Closed zougloub closed 6 months ago
@zougloub WRT the CUPS MIME typing code, it was necessary because the old magic/"file" utility code was never particularly good across the platforms the CUPS supported and it was relatively hard to extend (i.e. classic "file" used a single configuration file that was updated/overwritten by OS updates). Also, the reported format isn't a MIME media type.
LPrint provides a MIME typing callback for identifying ZPL files. If you want to print through CUPS then you also need to provide a "zpl.types" file that does the same checking since CUPS will otherwise try to convert the file for printing (and likely would treat ZPL as plain text...)
I recently discovered the existence of lprint, I had been using my label printer using raw .zpl and Linux usblp. I find it pretty cool that it's possible to expose the network printing services (eg. so as to print labels quickly from a smart phone), and as well be able to ingest and forward native printer data when needed.

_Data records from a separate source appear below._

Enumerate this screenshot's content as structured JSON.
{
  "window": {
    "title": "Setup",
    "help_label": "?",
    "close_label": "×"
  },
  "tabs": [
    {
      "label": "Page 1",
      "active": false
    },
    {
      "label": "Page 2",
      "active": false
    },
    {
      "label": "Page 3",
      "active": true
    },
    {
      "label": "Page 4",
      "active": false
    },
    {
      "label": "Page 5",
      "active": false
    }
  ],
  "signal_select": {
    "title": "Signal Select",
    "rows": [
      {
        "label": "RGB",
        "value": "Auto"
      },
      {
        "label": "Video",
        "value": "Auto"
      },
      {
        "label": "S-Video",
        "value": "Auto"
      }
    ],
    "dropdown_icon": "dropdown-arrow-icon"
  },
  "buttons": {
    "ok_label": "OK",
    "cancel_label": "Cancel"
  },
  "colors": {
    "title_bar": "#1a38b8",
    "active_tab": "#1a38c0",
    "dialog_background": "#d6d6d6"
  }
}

I noticed that unless specifying the MIME type of a ZPL job (
-o document-format=application/vnd.zebra-zpl
), the job failed as the MIME type was resolved to octet-stream. Now I don't mind at all specifying the option, but it got me wondering what is used to perform MIME type guessing, and perhaps supply a patch so I don't need to pass the extra arguments.After briefly scanning the source code of lprint/pappl/libcups/cups, I guess that the MIME type guessing of a document is performed using CUPS (using a
mimes.type
rules file in$(DATADIR)/mime/
; https://www.cups.org/doc/man-mime.types.html). I didn't know CUPS had its own MIME type guessing code, I was wondering @michaelrsweet if you knew why CUPS wasn't relying on a dependency (such as libmagic, BSD-2) to do it.